Jakarta Perkumpulan Gabungan Perserikatan Pabrik Rokok Indonesia (GAPPRI) mengapresiasi keputusan pemerintah yang tidak menaikkan tarif cukai rokok atau produk hasil tembakau (CHT) pada tahun 2025.
Namun, GAPPRI mengkhawatikan rencana pemerintah terkait penyesuaian tarif melalui Harga Jual Eceran (HJE) atau harga rokok eceran akan berdampak bagi pekerja di industri hasil tembakau (IHT) nasional.
Ketua Umum GAPPRI, Henry Najoan berpendapat, kenaikan HJE khususnya jenis Sigaret Kretek Tangan (SKT) berpotensi memicu Pemutusan Hubungan Kerja (PHK) massal, terutama bagi pekerja perempuan yang mendominasi di industri kretek nasional ini.
Pekerja perempuan yang berlatar pendidikan rendah di industri kretek ini menggantungkan hidupnya pada SKT. Kenaikan HJE yang signifikan akan mengancam mata pencaharian mereka sehingga berdampak pada perekonomian negara. Hal ini justru bertolak belakang dengan visi Asta Cita presiden Prabowo tegas Henry Najoan di Jakarta, Rabu (13/11/2024).

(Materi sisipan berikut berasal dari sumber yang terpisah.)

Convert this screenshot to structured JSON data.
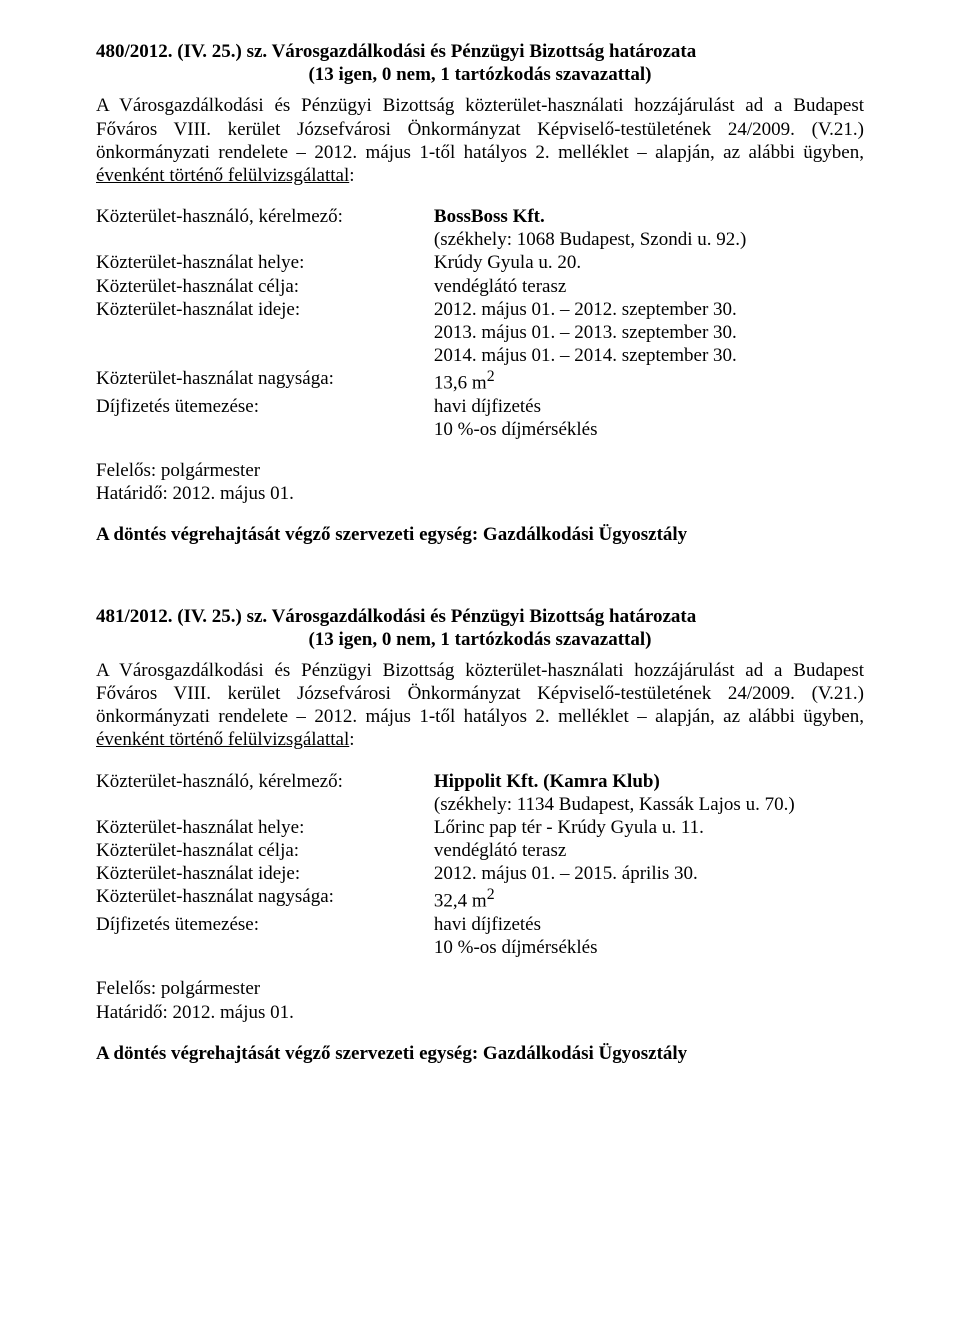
{
  "section1": {
    "ref": "480/2012. (IV. 25.) sz. Városgazdálkodási és Pénzügyi Bizottság határozata",
    "vote": "(13 igen, 0 nem, 1 tartózkodás szavazattal)",
    "intro_part1": "A Városgazdálkodási és Pénzügyi Bizottság közterület-használati hozzájárulást ad a Budapest Főváros VIII. kerület Józsefvárosi Önkormányzat Képviselő-testületének 24/2009. (V.21.) önkormányzati rendelete – 2012. május 1-től hatályos 2. melléklet – alapján, az alábbi ügyben, ",
    "intro_underlined": "évenként történő felülvizsgálattal",
    "rows": [
      {
        "label": "Közterület-használó, kérelmező:",
        "value_lines": [
          "BossBoss Kft.",
          "(székhely: 1068 Budapest, Szondi u. 92.)"
        ],
        "bold_first": true
      },
      {
        "label": "Közterület-használat helye:",
        "value_lines": [
          "Krúdy Gyula u. 20."
        ]
      },
      {
        "label": "Közterület-használat célja:",
        "value_lines": [
          "vendéglátó terasz"
        ]
      },
      {
        "label": "Közterület-használat ideje:",
        "value_lines": [
          "2012. május 01. – 2012. szeptember 30.",
          "2013. május 01. – 2013. szeptember 30.",
          "2014. május 01. – 2014. szeptember 30."
        ]
      },
      {
        "label": "Közterület-használat nagysága:",
        "value_lines": [
          "13,6 m"
        ],
        "sup": "2"
      },
      {
        "label": "Díjfizetés ütemezése:",
        "value_lines": [
          "havi díjfizetés",
          "10 %-os díjmérséklés"
        ]
      }
    ],
    "responsible": "Felelős: polgármester",
    "deadline": "Határidő: 2012. május 01.",
    "exec": "A döntés végrehajtását végző szervezeti egység: Gazdálkodási Ügyosztály"
  },
  "section2": {
    "ref": "481/2012. (IV. 25.) sz. Városgazdálkodási és Pénzügyi Bizottság határozata",
    "vote": "(13 igen, 0 nem, 1 tartózkodás szavazattal)",
    "intro_part1": "A Városgazdálkodási és Pénzügyi Bizottság közterület-használati hozzájárulást ad a Budapest Főváros VIII. kerület Józsefvárosi Önkormányzat Képviselő-testületének 24/2009. (V.21.) önkormányzati rendelete – 2012. május 1-től hatályos 2. melléklet – alapján, az alábbi ügyben, ",
    "intro_underlined": "évenként történő felülvizsgálattal",
    "rows": [
      {
        "label": "Közterület-használó, kérelmező:",
        "value_lines": [
          "Hippolit Kft. (Kamra Klub)",
          "(székhely: 1134 Budapest, Kassák Lajos u. 70.)"
        ],
        "bold_first": true
      },
      {
        "label": "Közterület-használat helye:",
        "value_lines": [
          "Lőrinc pap tér - Krúdy Gyula u. 11."
        ]
      },
      {
        "label": "Közterület-használat célja:",
        "value_lines": [
          "vendéglátó terasz"
        ]
      },
      {
        "label": "Közterület-használat ideje:",
        "value_lines": [
          "2012. május 01. – 2015. április 30."
        ]
      },
      {
        "label": "Közterület-használat nagysága:",
        "value_lines": [
          "32,4 m"
        ],
        "sup": "2"
      },
      {
        "label": "Díjfizetés ütemezése:",
        "value_lines": [
          "havi díjfizetés",
          "10 %-os díjmérséklés"
        ]
      }
    ],
    "responsible": "Felelős: polgármester",
    "deadline": "Határidő: 2012. május 01.",
    "exec": "A döntés végrehajtását végző szervezeti egység: Gazdálkodási Ügyosztály"
  }
}
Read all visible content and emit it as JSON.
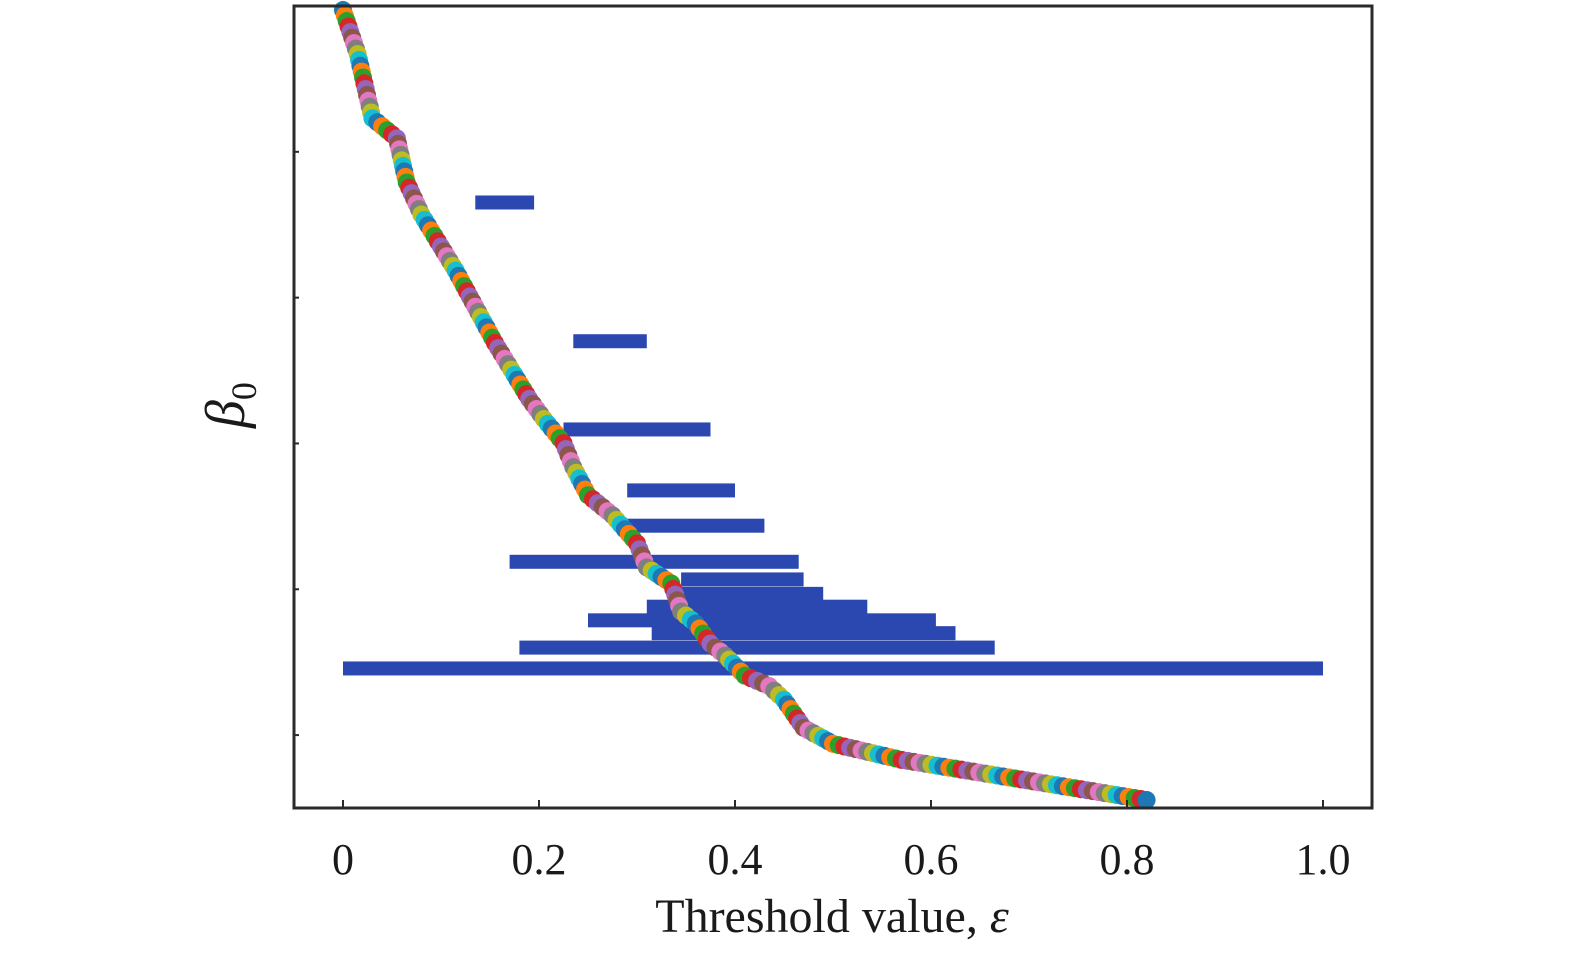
{
  "chart_data": {
    "type": "barcode",
    "xlabel": "Threshold value, ",
    "xlabel_symbol": "ε",
    "ylabel_symbol": "β",
    "ylabel_subscript": "0",
    "xlim": [
      -0.05,
      1.05
    ],
    "xticks": [
      {
        "value": 0,
        "label": "0"
      },
      {
        "value": 0.2,
        "label": "0.2"
      },
      {
        "value": 0.4,
        "label": "0.4"
      },
      {
        "value": 0.6,
        "label": "0.6"
      },
      {
        "value": 0.8,
        "label": "0.8"
      },
      {
        "value": 1.0,
        "label": "1.0"
      }
    ],
    "bar_color": "#2b47b0",
    "point_colors": [
      "#1f77b4",
      "#ff7f0e",
      "#2ca02c",
      "#d62728",
      "#9467bd",
      "#8c564b",
      "#e377c2",
      "#7f7f7f",
      "#bcbd22",
      "#17becf"
    ],
    "bars": [
      {
        "start": 0.135,
        "end": 0.195
      },
      {
        "start": 0.235,
        "end": 0.31
      },
      {
        "start": 0.225,
        "end": 0.375
      },
      {
        "start": 0.29,
        "end": 0.4
      },
      {
        "start": 0.285,
        "end": 0.43
      },
      {
        "start": 0.17,
        "end": 0.465
      },
      {
        "start": 0.345,
        "end": 0.47
      },
      {
        "start": 0.335,
        "end": 0.49
      },
      {
        "start": 0.31,
        "end": 0.535
      },
      {
        "start": 0.25,
        "end": 0.605
      },
      {
        "start": 0.315,
        "end": 0.625
      },
      {
        "start": 0.18,
        "end": 0.665
      },
      {
        "start": 0.0,
        "end": 1.0
      }
    ],
    "bar_levels": [
      0.245,
      0.418,
      0.528,
      0.604,
      0.648,
      0.693,
      0.715,
      0.733,
      0.749,
      0.766,
      0.782,
      0.8,
      0.826
    ],
    "death_curve": [
      [
        0.0,
        0.005
      ],
      [
        0.015,
        0.06
      ],
      [
        0.03,
        0.14
      ],
      [
        0.055,
        0.165
      ],
      [
        0.065,
        0.22
      ],
      [
        0.08,
        0.26
      ],
      [
        0.1,
        0.3
      ],
      [
        0.115,
        0.33
      ],
      [
        0.135,
        0.375
      ],
      [
        0.155,
        0.42
      ],
      [
        0.175,
        0.46
      ],
      [
        0.19,
        0.49
      ],
      [
        0.205,
        0.515
      ],
      [
        0.225,
        0.545
      ],
      [
        0.235,
        0.575
      ],
      [
        0.25,
        0.61
      ],
      [
        0.275,
        0.635
      ],
      [
        0.3,
        0.67
      ],
      [
        0.31,
        0.7
      ],
      [
        0.335,
        0.72
      ],
      [
        0.345,
        0.755
      ],
      [
        0.36,
        0.77
      ],
      [
        0.375,
        0.795
      ],
      [
        0.39,
        0.81
      ],
      [
        0.41,
        0.835
      ],
      [
        0.435,
        0.848
      ],
      [
        0.45,
        0.865
      ],
      [
        0.47,
        0.9
      ],
      [
        0.5,
        0.92
      ],
      [
        0.57,
        0.94
      ],
      [
        0.82,
        0.99
      ]
    ]
  }
}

Henry Najoan mengatakan, bahwa di tahun 2025, selain kenaikan UMK juga ada kebijakan menaikkan tarif HJE dan tarif PPN 12%.
“Jika ketiga komponen itu digabung, maka harga rokok SKT dipastikan lebih tinggi dibanding rokok ilegal,” jelasnya.
Harga Rokok SKT
Menurut Henry Najoan, saat ini harga per bungkus SKT di lapangan, isi 12 batang berkisar Rp12.000 hingga Rp14.000. Dengan kenaikan tiga komponen di atas, harga SKT akan semakin tinggi, berkisar Rp15.000 – Rp 17000 per bungkus isi 12 batang.
Sementara, rokok ilegal jenis Sigaret Kretek Mesin (SKM) isi 20 batang, harga jual berkisar Rp10.000 sampai Rp12.000, imbuhnya.